Walk through your test suite with us
If your team is mid-rewrite away from CSS-heavy tests, we will sit down with one of your specs and show what changes when the agent drives by ref instead. 30 minutes, no slides.
On the same shelf
Keep reading
AI Playwright cached selector staleness
The silent-pass failure mode when a cached pick still resolves but points at the wrong element. Self-validating cache entries vs TTL-only invalidation.
Readable Playwright test code
What an AI agent should write to disk so a human can read the test in three months and recognize the intent without rerunning it.
Playwright agent isolation
Per-scenario browser context, fresh storage state, and why isolation pairs with ref-based interaction rather than fighting it.
Frequently asked questions
Are CSS or XPath structural locators safe to use in AI-generated Playwright tests?
No. Playwright's own documentation says CSS and XPath are not recommended because the DOM changes and tied-to-implementation selectors break. AI testing pushes that further: at runtime the agent should drive the page through accessibility-tree refs returned by snapshot(), and at serialization time the test file should land in the repo as getByRole, getByLabel, or getByTestId. Structural locators belong to neither layer.
What is the difference between a Playwright MCP ref and a CSS selector?
A ref is a snapshot-relative ID like 'e5' that Playwright MCP assigns to a node in the accessibility tree it just produced. It only exists inside the snapshot the agent is reading. A CSS selector is a string against the live DOM. The Assrt agent system prompt explicitly warns 'Do NOT use ref attributes as DOM selectors (they don't exist in the DOM).' Treating a ref as a DOM selector is a category error and will fail.
If structural locators are not used, how does the AI agent decide what to click?
It calls snapshot() first, reads the accessibility tree, finds the node by role and accessible name, then passes the ref of that node to the click tool. There is no string selector traveling between the agent and the browser. When the agent has to recover from an error, it calls snapshot() again to get fresh refs.
Then what should appear in the Playwright test file that gets committed to git?
Real Playwright code with user-facing locators: page.getByRole('button', { name: 'Checkout' }), page.getByLabel('Email'), page.getByTestId('apply-promo'). Not CSS chains, not XPath, and not refs. The ref is a runtime tool for the agent. The committed test is a durable artifact a human or another agent will read in three months.
What about nth-child or position-based selectors when role and name are ambiguous?

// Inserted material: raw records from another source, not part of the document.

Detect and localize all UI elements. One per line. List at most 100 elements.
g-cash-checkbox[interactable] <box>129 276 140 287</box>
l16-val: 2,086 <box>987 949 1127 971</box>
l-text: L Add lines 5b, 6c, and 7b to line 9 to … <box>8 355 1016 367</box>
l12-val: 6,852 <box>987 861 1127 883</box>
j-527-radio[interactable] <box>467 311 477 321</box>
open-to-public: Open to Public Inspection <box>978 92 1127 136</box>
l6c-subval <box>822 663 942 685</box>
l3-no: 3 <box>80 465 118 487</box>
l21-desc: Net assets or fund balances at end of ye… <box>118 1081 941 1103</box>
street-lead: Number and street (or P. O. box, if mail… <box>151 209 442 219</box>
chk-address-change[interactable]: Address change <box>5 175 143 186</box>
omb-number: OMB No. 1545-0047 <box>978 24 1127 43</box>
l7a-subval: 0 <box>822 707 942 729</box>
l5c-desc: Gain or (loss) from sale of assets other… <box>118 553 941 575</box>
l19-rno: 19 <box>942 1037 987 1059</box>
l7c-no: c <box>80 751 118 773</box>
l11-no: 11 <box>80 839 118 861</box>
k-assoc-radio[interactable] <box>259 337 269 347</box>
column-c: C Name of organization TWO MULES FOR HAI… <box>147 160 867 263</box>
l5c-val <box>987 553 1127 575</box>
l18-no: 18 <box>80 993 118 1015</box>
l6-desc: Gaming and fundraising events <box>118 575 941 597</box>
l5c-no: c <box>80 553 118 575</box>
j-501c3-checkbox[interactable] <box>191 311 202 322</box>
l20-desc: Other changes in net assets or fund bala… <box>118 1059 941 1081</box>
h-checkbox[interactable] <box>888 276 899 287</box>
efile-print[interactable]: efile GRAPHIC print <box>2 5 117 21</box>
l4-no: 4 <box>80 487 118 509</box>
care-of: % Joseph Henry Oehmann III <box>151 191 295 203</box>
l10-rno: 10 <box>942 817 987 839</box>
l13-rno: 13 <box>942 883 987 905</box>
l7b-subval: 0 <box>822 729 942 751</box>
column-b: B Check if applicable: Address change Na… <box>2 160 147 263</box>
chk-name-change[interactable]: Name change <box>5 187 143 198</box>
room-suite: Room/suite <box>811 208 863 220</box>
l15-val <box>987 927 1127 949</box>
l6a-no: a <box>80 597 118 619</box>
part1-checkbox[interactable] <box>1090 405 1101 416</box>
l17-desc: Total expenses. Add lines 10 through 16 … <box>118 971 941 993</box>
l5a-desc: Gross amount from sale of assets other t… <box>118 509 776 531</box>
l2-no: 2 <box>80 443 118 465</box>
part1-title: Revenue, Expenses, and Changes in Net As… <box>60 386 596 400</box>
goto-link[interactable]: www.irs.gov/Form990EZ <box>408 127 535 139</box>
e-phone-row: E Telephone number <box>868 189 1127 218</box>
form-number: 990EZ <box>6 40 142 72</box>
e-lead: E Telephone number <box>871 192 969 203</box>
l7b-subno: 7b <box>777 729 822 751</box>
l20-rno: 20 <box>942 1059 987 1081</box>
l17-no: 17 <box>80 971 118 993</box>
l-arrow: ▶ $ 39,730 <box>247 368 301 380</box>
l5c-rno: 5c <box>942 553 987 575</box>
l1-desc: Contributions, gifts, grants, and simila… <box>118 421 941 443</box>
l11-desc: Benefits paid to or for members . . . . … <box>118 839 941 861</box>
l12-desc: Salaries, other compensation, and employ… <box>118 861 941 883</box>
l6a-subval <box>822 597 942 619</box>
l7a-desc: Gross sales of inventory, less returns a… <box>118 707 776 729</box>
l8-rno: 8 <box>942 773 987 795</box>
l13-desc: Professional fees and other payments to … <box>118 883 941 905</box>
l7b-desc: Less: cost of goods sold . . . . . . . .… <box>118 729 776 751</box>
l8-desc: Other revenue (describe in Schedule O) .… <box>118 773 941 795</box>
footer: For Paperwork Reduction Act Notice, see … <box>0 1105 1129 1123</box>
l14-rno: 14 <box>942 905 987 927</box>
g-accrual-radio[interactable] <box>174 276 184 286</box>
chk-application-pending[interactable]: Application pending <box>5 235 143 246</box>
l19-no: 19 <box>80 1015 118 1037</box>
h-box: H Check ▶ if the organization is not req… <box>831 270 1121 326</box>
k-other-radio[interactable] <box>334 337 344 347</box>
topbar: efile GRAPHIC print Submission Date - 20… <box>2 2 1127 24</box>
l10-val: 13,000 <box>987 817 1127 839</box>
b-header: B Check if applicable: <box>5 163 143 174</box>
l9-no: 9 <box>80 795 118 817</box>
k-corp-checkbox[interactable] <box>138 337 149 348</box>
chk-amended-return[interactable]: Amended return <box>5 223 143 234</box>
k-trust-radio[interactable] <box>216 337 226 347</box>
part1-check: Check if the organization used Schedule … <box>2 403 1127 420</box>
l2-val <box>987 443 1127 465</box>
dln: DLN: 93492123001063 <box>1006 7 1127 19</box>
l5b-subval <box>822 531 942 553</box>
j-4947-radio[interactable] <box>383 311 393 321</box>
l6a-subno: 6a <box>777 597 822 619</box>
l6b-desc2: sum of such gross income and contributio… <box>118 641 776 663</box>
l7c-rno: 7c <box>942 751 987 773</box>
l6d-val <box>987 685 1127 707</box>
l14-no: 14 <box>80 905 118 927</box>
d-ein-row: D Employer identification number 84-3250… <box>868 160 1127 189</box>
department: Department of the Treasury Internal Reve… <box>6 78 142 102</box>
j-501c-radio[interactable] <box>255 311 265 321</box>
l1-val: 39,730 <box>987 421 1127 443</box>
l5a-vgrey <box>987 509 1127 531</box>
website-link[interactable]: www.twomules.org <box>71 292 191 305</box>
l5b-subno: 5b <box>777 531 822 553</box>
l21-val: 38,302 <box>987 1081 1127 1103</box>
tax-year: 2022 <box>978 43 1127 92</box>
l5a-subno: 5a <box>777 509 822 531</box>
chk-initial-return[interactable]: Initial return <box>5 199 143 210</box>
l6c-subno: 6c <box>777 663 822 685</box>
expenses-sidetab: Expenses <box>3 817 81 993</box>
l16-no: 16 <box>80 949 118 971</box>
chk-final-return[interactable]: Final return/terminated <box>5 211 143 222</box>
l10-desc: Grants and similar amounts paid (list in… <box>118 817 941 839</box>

Disambiguate by chaining user-facing locators rather than indexing structurally. page.getByRole('listitem').filter({ hasText: 'Product 2' }).getByRole('button', { name: 'Add to cart' }) is the recommended Playwright pattern. nth-child or :nth-of-type couples the test to render order, which AI-driven UIs rearrange constantly.
Does this mean visual regression and AI testing are mutually exclusive?
No. Visual regression catches pixel drift; ref-based interaction catches behavioral drift. They run on top of each other. Assrt does both: drive the page through refs, capture a screenshot per scenario, diff against the baseline. The structural-locator question is orthogonal to whether you take screenshots.
What happens when the page restructures and the accessible name changes?
The next snapshot returns a different tree. The agent matches the intent ('click checkout button') against the new tree by role and name, gets a new ref, and proceeds. The test does not need a code change because the durable artifact is getByRole({ name: 'Checkout' }), and at runtime the agent re-resolves anyway.
How is this different from ZeroStep or ai-locators libraries that take a natural-language description?
ZeroStep and ai-locators wrap a page.locator-style API around an LLM call that returns a string selector. Assrt does not generate or hold a selector string at runtime. The agent walks the tree, picks a node, and passes its ref. Selector synthesis happens once, when the test is written to disk, and what gets written is a getByRole-style locator, not an AI-resolved CSS chain.